Tuesday, January 24, 2023

My Life As A Gamer: Expeditions, Explorations, Encounters (Part Two)

(Yesterday's post is here. Citations from the Player's Handbook (PHB) and Dungeon Master's Guide (DMG) for Advanced Dungeons & Dragons, 1st Edition (AD&D1e) made as needed.)

Travel through the outdoors, sometimes called a hexcrawl, is itself a streamlined procedure. DMG p. 47 handles it.

You need to know the following elements: Type of Terrain, Population Density, Party Movement Rate.

Put these together and you will know how fast the party travels, the odds of a random encounter, and the rate of encounter checks.

This is something that, for those sensitive to time pressure, can be done during downtime between sessions at the discretion of the Dungeon Master (DM). Classes that focus upon pathfinding or stealth--Assassins, Monks, Rangers, Thieves--will find this to be a useful course of action when other activities do not require their attention, and the maps created by doing so can be copied and sold.

A confirmed route from Town to Dungeon negates the odds of getting lost (p. 49), as it performs the function of a road or similar known route (like a river).

This points to a useful low-level activity: pathfinding secure routes from A to B, elminating obstacles along the way. This is another activity that Patrons should support passively, but not intervene directly. Monster lairs, possible Dungeon locations, etc. can be found along the way and marked for follow-up investigations later.
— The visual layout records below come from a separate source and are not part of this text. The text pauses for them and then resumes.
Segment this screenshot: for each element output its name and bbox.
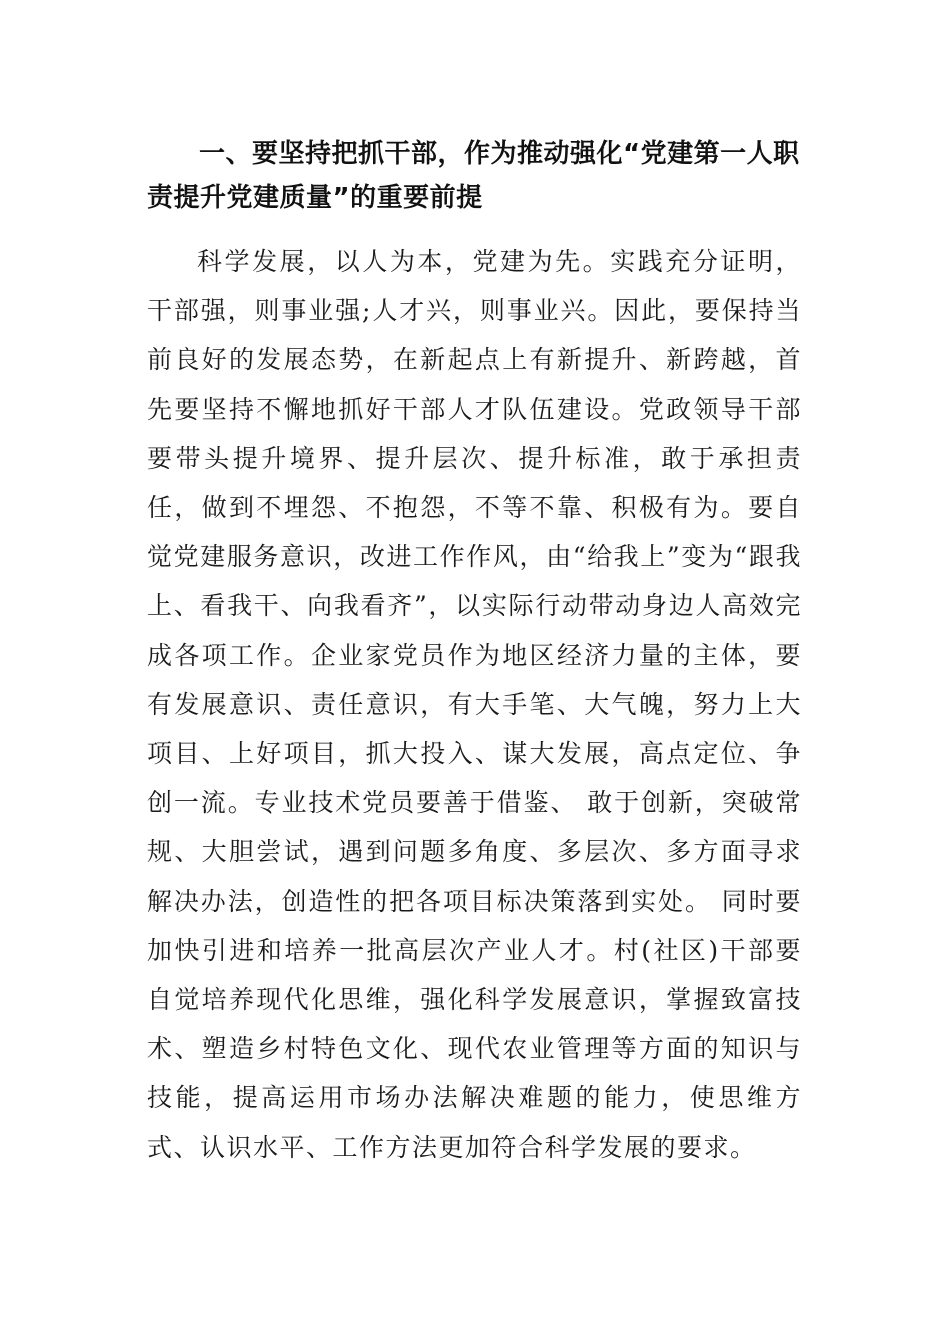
section-heading: 一、要坚持把抓干部，作为推动强化“党建第一人职责提升党建质量”的重要前提 [147,139,800,213]
body-paragraph: 科学发展，以人为本，党建为先。实践充分证明，干部强，则事业强;人才兴，则事业兴。因此，要保持当前良好的发展态势，在新起点上有新提升、新跨越，首先要坚持不懈地抓好干部人才队伍建设。党政领导干部要带头提升境界、提升层次、提升标准，敢于承担责任，做到不埋怨、不抱怨，不等不靠、积极有为。要自觉党建服务意识，改进工作作风，由“给我上”变为“跟我上、看我干、向我看齐”，以实际行动带动身边人高效完成各项工作。企业家党员作为地区经济力量的主体，要有发展意识、责任意识，有大手笔、大气魄，努力上大项目、上好项目，抓大投入、谋大发展，高点定位、争创一流。专业技术党员要善于借鉴、 敢于创新，突破常规、大胆尝试，遇到问题多角度、多层次、多方面寻求解决办法，创造性的把各项目标决策落到实处。 同时要加快引进和培养一批高层次产业人才。村(社区)干部要自觉培养现代化思维，强化科学发展意识，掌握致富技术、塑造乡村特色文化、现代农业管理等方面的知识与技能，提高运用市场办法解决难题的能力，使思维方式、认识水平、工作方法更加符合科学发展的要求。 [147,247,802,1162]
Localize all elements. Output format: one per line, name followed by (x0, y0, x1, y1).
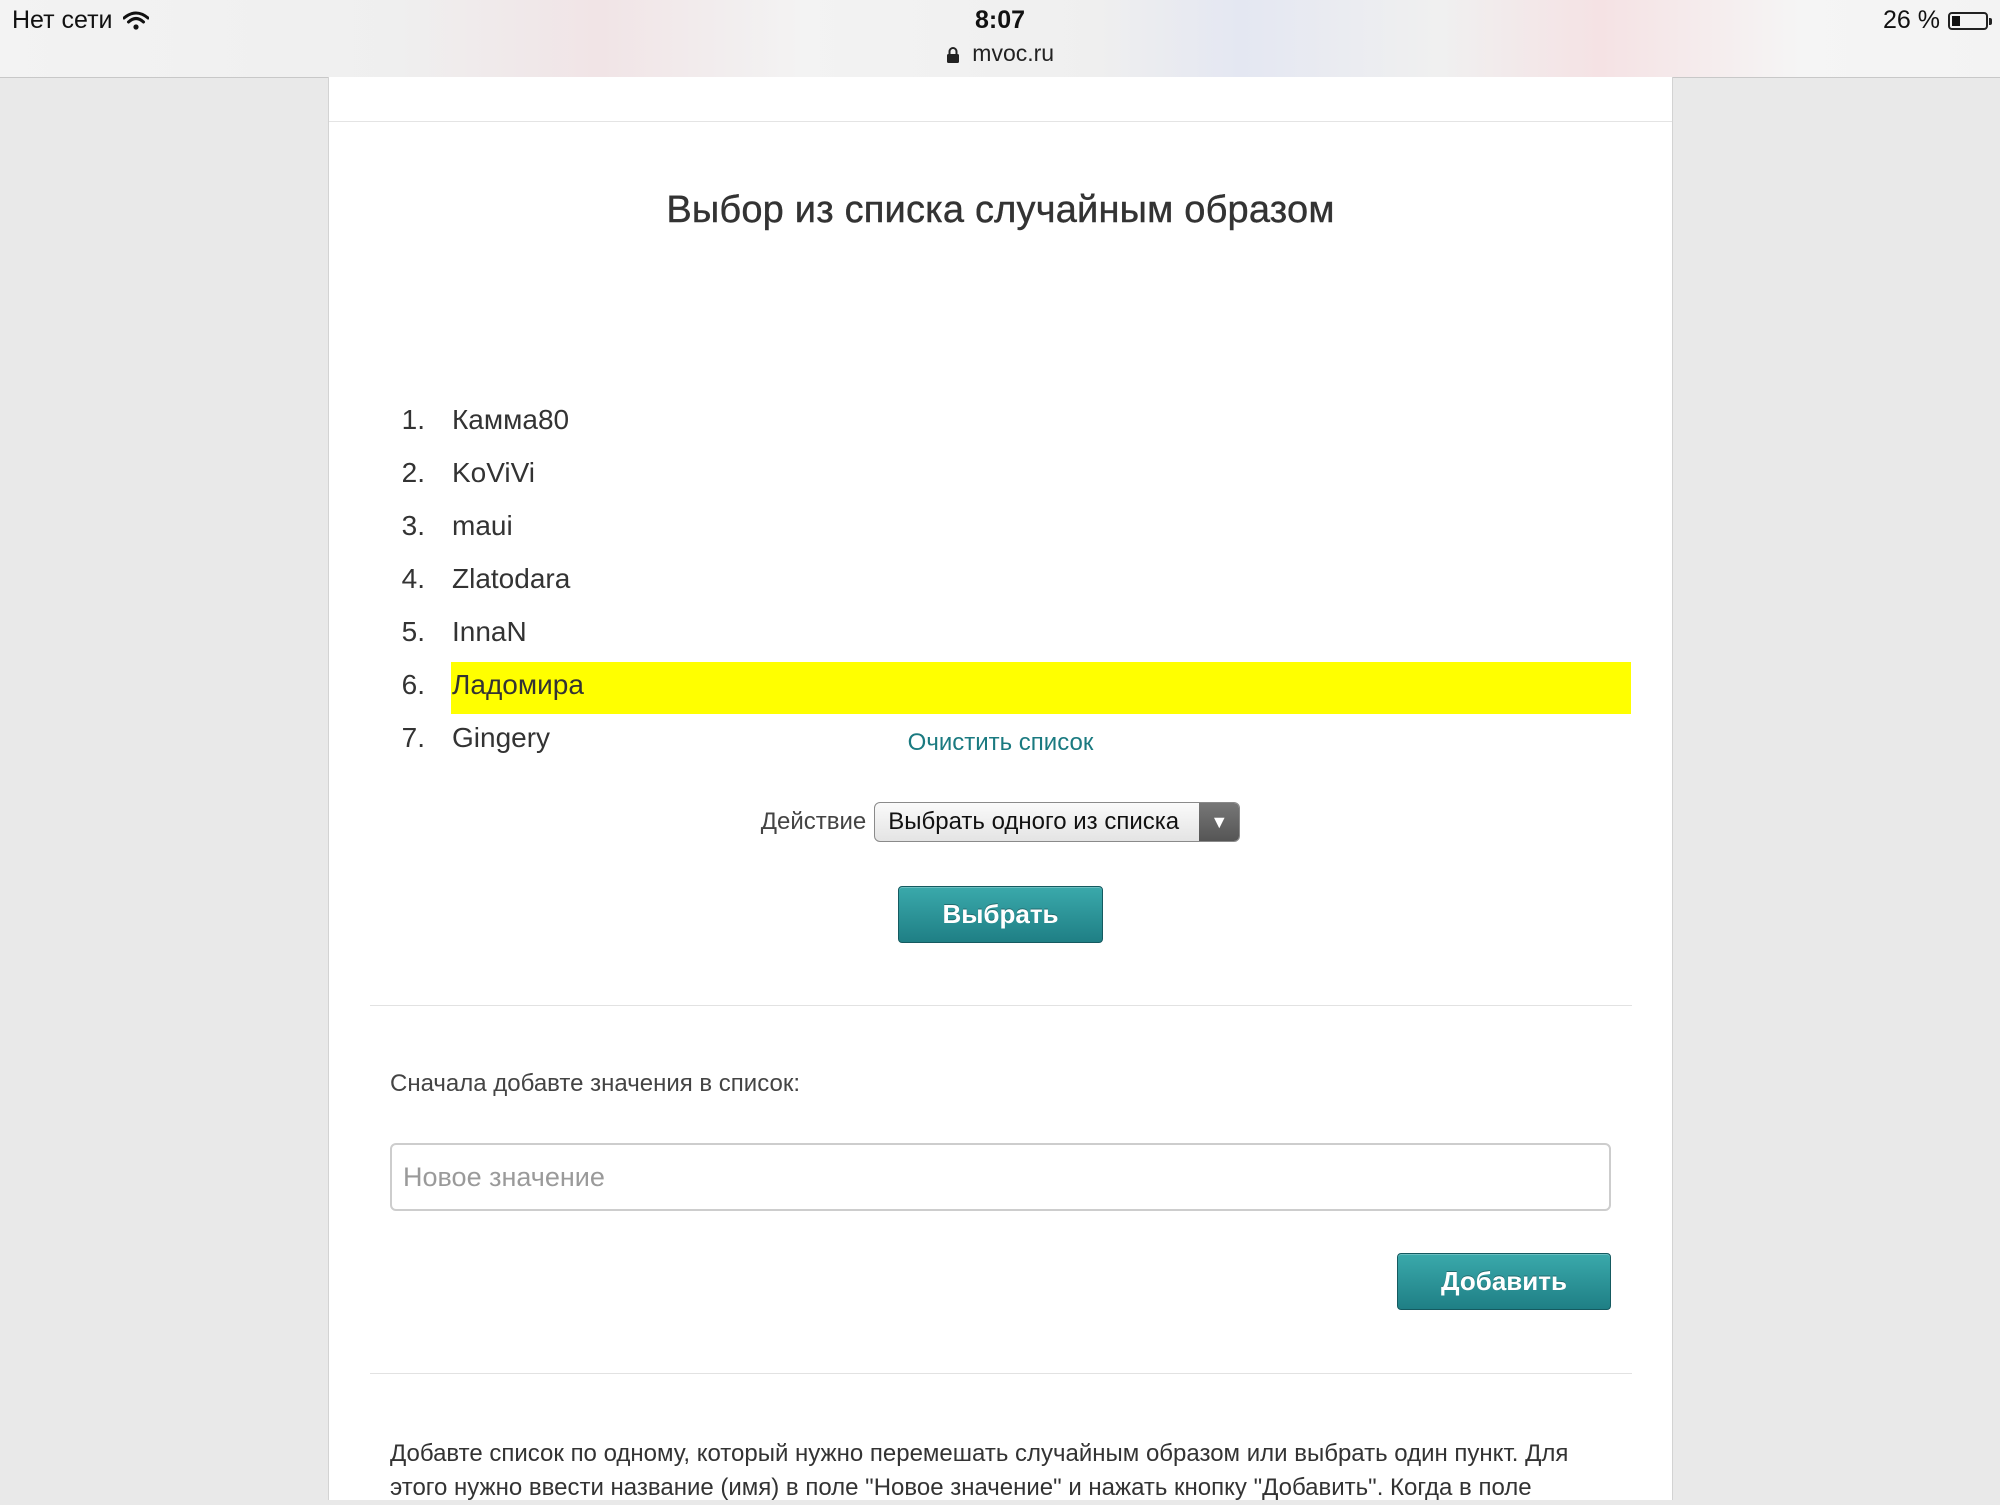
new-value-input[interactable] (390, 1143, 1611, 1211)
lock-icon (946, 47, 960, 63)
list-item (329, 447, 1672, 500)
list-item-label: Камма80 (452, 404, 570, 435)
url-text: mvoc.ru (972, 40, 1055, 66)
status-bar (0, 0, 2000, 78)
choose-button[interactable]: Выбрать (898, 886, 1103, 943)
list-item-label: InnaN (452, 616, 527, 647)
list-item (329, 553, 1672, 606)
list-item-number: 6. (401, 669, 425, 700)
list-item-label: KoViVi (452, 457, 536, 488)
divider (329, 121, 1672, 122)
network-label: Нет сети (12, 6, 113, 34)
chevron-down-icon: ▼ (1199, 803, 1239, 841)
battery-status (1883, 6, 1988, 35)
list-item-number: 7. (401, 722, 425, 753)
action-select-value: Выбрать одного из списка (888, 808, 1180, 835)
action-row (329, 802, 1672, 842)
action-label: Действие (760, 808, 867, 835)
list-item-number: 2. (401, 457, 425, 488)
clock: 8:07 (974, 6, 1026, 34)
list-item-label: maui (452, 510, 513, 541)
page-title: Выбор из списка случайным образом (666, 189, 1335, 231)
clear-list-link[interactable]: Очистить список (907, 729, 1094, 756)
list-item (329, 606, 1672, 659)
divider (370, 1005, 1632, 1006)
item-list (329, 394, 1672, 765)
action-select[interactable] (874, 802, 1240, 842)
list-item-number: 1. (401, 404, 425, 435)
list-item-label: Zlatodara (452, 563, 571, 594)
list-item-number: 4. (401, 563, 425, 594)
page-content (328, 77, 1673, 1500)
selected-highlight (451, 662, 1631, 714)
add-button[interactable]: Добавить (1397, 1253, 1611, 1310)
list-item-number: 5. (401, 616, 425, 647)
list-item-label: Ладомира (452, 669, 584, 700)
divider (370, 1373, 1632, 1374)
list-item-number: 3. (401, 510, 425, 541)
list-item-label: Gingery (452, 722, 551, 753)
list-item (329, 500, 1672, 553)
list-item (329, 394, 1672, 447)
battery-icon (1948, 12, 1988, 30)
battery-percent: 26 % (1883, 6, 1940, 34)
add-instruction: Сначала добавте значения в список: (390, 1070, 800, 1097)
address-bar[interactable] (0, 40, 2000, 67)
list-item (329, 659, 1672, 712)
help-text: Добавте список по одному, который нужно перемешать случайным образом или выбрать один пункт. Для этого нужно ввести название (имя) в поле "Новое значение" и нажать кнопку "Добавить". Когда в поле (390, 1440, 1569, 1501)
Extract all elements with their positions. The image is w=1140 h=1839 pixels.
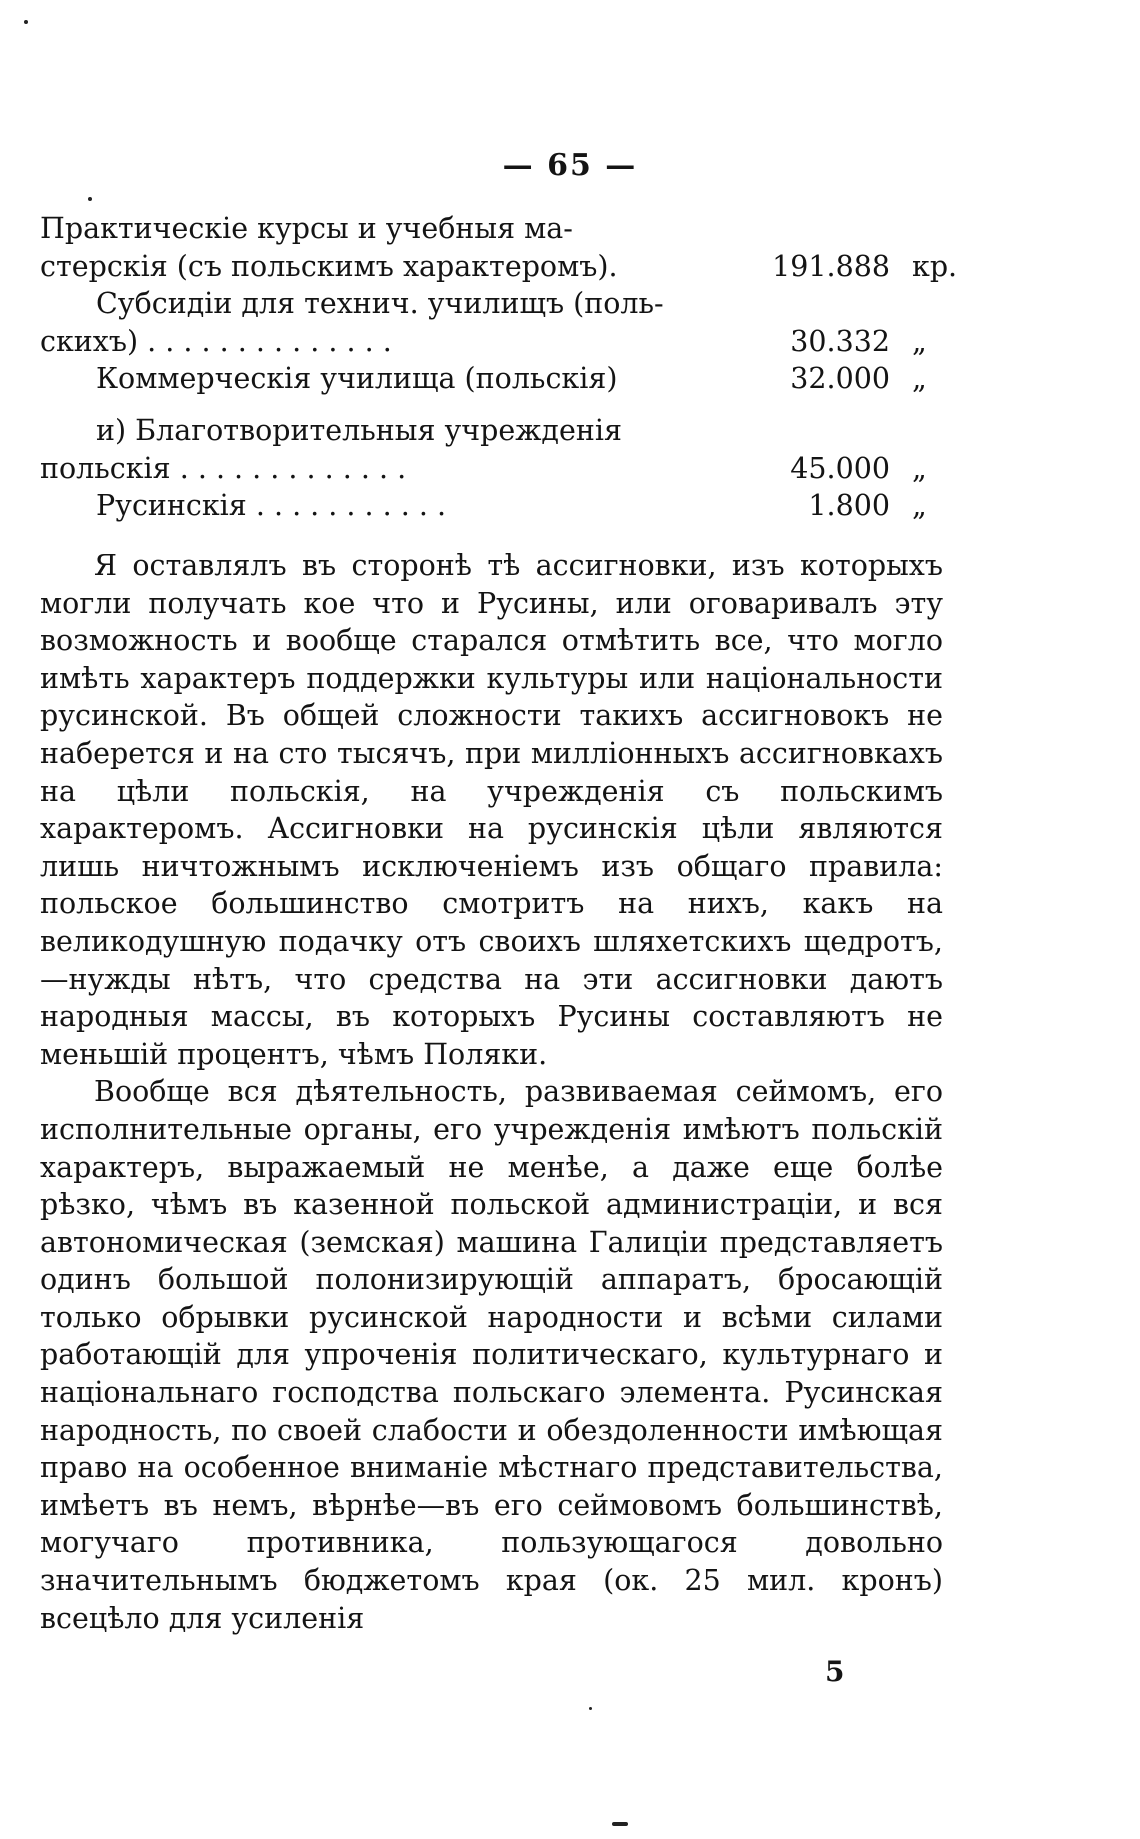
scan-speck bbox=[589, 1707, 592, 1710]
ledger-line bbox=[40, 360, 943, 398]
paragraph: Я оставлялъ въ сторонѣ тѣ ассигновки, изъ которыхъ могли получать кое что и Русины, или оговаривалъ эту возможность и вообще старался отмѣтить все, что могло имѣть характеръ поддержки культуры или національности русинской. Въ общей сложности такихъ ассигновокъ не наберется и на сто тысячъ, при милліонныхъ ассигновкахъ на цѣли польскія, на учрежденія съ польскимъ характеромъ. Ассигновки на русинскія цѣли являются лишь ничтожнымъ исключеніемъ изъ общаго правила: польское большинство смотритъ на нихъ, какъ на великодушную подачку отъ своихъ шляхетскихъ щедротъ,—нужды нѣтъ, что средства на эти ассигновки даютъ народныя массы, въ которыхъ Русины составляютъ не меньшій процентъ, чѣмъ Поляки. bbox=[40, 549, 943, 1071]
signature-mark: 5 bbox=[825, 1655, 845, 1688]
ledger-item-description: и) Благотворительныя учрежденія bbox=[96, 413, 622, 447]
ledger-item-amount: 191.888 bbox=[772, 249, 890, 283]
ledger-line bbox=[40, 248, 958, 286]
scan-speck bbox=[88, 197, 92, 201]
ledger-item-unit: „ bbox=[912, 324, 927, 358]
ledger-line bbox=[40, 285, 943, 323]
ledger-line bbox=[40, 323, 943, 361]
scan-speck bbox=[612, 1822, 628, 1826]
body-text bbox=[40, 547, 943, 1637]
ledger-item-amount: 45.000 bbox=[790, 451, 890, 485]
ledger-line bbox=[40, 487, 943, 525]
ledger-item-unit: „ bbox=[912, 362, 927, 396]
page-number: — 65 — bbox=[502, 148, 638, 183]
ledger-item-amount: 1.800 bbox=[808, 489, 890, 523]
ledger-item-description: стерскія (съ польскимъ характеромъ). bbox=[40, 249, 618, 283]
ledger-item-description: Коммерческія училища (польскія) bbox=[96, 362, 618, 396]
ledger-line bbox=[40, 412, 943, 450]
ledger-line bbox=[40, 210, 943, 248]
ledger-item-unit: „ bbox=[912, 489, 927, 523]
ledger-item-description: скихъ) . . . . . . . . . . . . . . bbox=[40, 324, 392, 358]
ledger-item-unit: „ bbox=[912, 451, 927, 485]
ledger-line bbox=[40, 450, 943, 488]
scan-speck bbox=[24, 20, 28, 24]
ledger-item-description: польскія . . . . . . . . . . . . . bbox=[40, 451, 407, 485]
ledger-item-description: Русинскія . . . . . . . . . . . bbox=[96, 489, 447, 523]
paragraph: Вообще вся дѣятельность, развиваемая сеймомъ, его исполнительные органы, его учрежденія имѣютъ польскій характеръ, выражаемый не менѣе, а даже еще болѣе рѣзко, чѣмъ въ казенной польской администраціи, и вся автономическая (земская) машина Галиціи представляетъ одинъ большой полонизирующій аппаратъ, бросающій только обрывки русинской народности и всѣми силами работающій для упроченія политическаго, культурнаго и національнаго господства польскаго элемента. Русинская народность, по своей слабости и обездоленности имѣющая право на особенное вниманіе мѣстнаго представительства, имѣетъ въ немъ, вѣрнѣе—въ его сеймовомъ большинствѣ, могучаго противника, пользующагося довольно значительнымъ бюджетомъ края (ок. 25 мил. кронъ) всецѣло для усиленія bbox=[40, 1075, 943, 1635]
ledger-item-amount: 32.000 bbox=[790, 362, 890, 396]
ledger-item-amount: 30.332 bbox=[790, 324, 890, 358]
appropriations-list bbox=[40, 210, 958, 525]
ledger-item-description: Практическіе курсы и учебныя ма- bbox=[40, 212, 573, 245]
ledger-item-description: Субсидіи для технич. училищъ (поль- bbox=[96, 287, 664, 321]
ledger-item-unit: кр. bbox=[912, 249, 958, 283]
As a matter of practical real-life time management, players should consider handling this away from the table along with deciding upon what to do during play next time.

The DM should expect to resolve this using whatever downtime communications channel he established for the campaign.

In this manner, the campaign map can slowly recede in real time without relying on contrivances, but instead on the inputs of sufficiently motivated players- that motivation, typically, being to find likely treasure hoards; it is yet another way to play the game when you are not at the table. Whatever one character pass up can be transmitted out for others to follow-up at their discretion.

But what about the Dungeon itself?

That's for tomorrow, and to whet your appetite I suggest not watching movies about treasure-hunting or playing games about the same, but rather to review what happens when lost cities and colossal ruins are actually found. The expedition overland is but a prelude to the real adventuring mainstay: the exploration of the Dungeon itself.